Foreign Policy Contestation in the Xi Era
Under Xi Jinping, the Chinese Communist Party has sought to recentralize foreign policy. Yet despite these efforts, which have included the creation of new high-level institutions designed to streamline decision-making, Chinese foreign policy remains fragmented. Existing scholarship has identified the multitude of actors involved in Chinese foreign policy, as well as the influence of the decision-making process on China’s international behavior. However, important questions remain about the parameters, sources, and implications of internal contestation over Chinese foreign policy.
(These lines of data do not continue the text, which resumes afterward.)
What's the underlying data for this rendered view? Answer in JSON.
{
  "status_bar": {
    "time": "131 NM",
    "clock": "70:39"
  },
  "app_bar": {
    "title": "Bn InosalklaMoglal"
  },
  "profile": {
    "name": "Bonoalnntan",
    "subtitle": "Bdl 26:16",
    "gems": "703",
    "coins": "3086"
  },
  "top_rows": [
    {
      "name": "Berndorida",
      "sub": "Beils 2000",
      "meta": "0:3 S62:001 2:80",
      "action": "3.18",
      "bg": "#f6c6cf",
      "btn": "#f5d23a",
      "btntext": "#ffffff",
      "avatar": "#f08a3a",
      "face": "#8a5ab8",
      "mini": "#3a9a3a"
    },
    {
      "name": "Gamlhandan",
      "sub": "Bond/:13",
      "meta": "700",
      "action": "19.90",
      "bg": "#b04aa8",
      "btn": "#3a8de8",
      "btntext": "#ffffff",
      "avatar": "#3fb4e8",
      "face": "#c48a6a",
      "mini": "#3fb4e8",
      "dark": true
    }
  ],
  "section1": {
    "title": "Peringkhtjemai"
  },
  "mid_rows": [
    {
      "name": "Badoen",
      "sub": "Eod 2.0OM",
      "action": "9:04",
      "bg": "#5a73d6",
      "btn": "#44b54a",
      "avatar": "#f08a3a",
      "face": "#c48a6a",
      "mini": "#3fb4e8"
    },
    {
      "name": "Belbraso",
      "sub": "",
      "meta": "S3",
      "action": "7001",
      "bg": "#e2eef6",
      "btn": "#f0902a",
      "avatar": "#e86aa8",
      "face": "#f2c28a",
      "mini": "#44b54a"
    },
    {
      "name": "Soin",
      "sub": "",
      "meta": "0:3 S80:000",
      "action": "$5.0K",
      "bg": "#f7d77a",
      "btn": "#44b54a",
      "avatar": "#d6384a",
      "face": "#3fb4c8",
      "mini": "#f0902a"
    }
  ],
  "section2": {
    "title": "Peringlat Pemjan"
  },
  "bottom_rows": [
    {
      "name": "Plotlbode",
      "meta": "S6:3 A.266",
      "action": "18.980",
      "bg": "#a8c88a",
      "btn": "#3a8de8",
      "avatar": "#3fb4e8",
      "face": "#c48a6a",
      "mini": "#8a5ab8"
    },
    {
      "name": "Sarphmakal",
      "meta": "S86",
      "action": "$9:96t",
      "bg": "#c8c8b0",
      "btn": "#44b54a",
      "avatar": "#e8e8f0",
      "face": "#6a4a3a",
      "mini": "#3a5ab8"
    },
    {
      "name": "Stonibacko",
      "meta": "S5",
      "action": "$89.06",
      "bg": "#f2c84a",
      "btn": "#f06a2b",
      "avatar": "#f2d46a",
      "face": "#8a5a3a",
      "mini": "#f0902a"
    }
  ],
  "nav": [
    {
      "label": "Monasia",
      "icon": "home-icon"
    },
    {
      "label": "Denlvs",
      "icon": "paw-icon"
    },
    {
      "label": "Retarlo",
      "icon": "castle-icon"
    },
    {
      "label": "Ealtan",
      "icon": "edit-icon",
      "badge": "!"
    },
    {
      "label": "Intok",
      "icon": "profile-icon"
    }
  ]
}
This project seeks to answer three questions about the domestic politics of China’s US policy in the current Xi era. First, which issues in China’s US policy are most prone to internal contestation? Identifying these specific issues is critical to managing expectations about when China may be most likely to accommodate US interests. Second, on issues over which contestation is most intense, why do the political actors who comprise the various coalitional divisions advance their respective interests? I plan to focus on the role of career advancement incentives – in particular, pressures to demonstrate political loyalty and to meet bureaucratic expectations. Focusing on these pressures will shed light on why some political actors may prefer cooperation, while others may prefer a more hawkish approach or policies that would reduce dependence on the United States. Finally, how do domestic political actors with a stake in China’s US policy seek to exert influence? One way that they can shape outcomes directly is through their interactions with US counterparts. A close assessment of these interactions will contribute to efforts to discern when China’s international behavior may reflect underlying strategic intentions, or when it may instead be an outgrowth of internal contestation and fragmentation.
Dr. Kacie Miura is an Assistant Professor of Political Science and International Relations at the University of San Diego. Her research focuses on the links between domestic and international politics with a regional focus on China and the Asia-Pacific. Dr. Miura holds a PhD in Political Science from the Massachusetts Institute of Technology, where she was a member of the Security Studies Program. She was previously a research fellow at the Belfer Center for Science and International Affairs at the Harvard Kennedy School. She received her MA from Yale University and BA from the University of Hawaii at Manoa. She was also a Peace Corps volunteer in Fuling, China.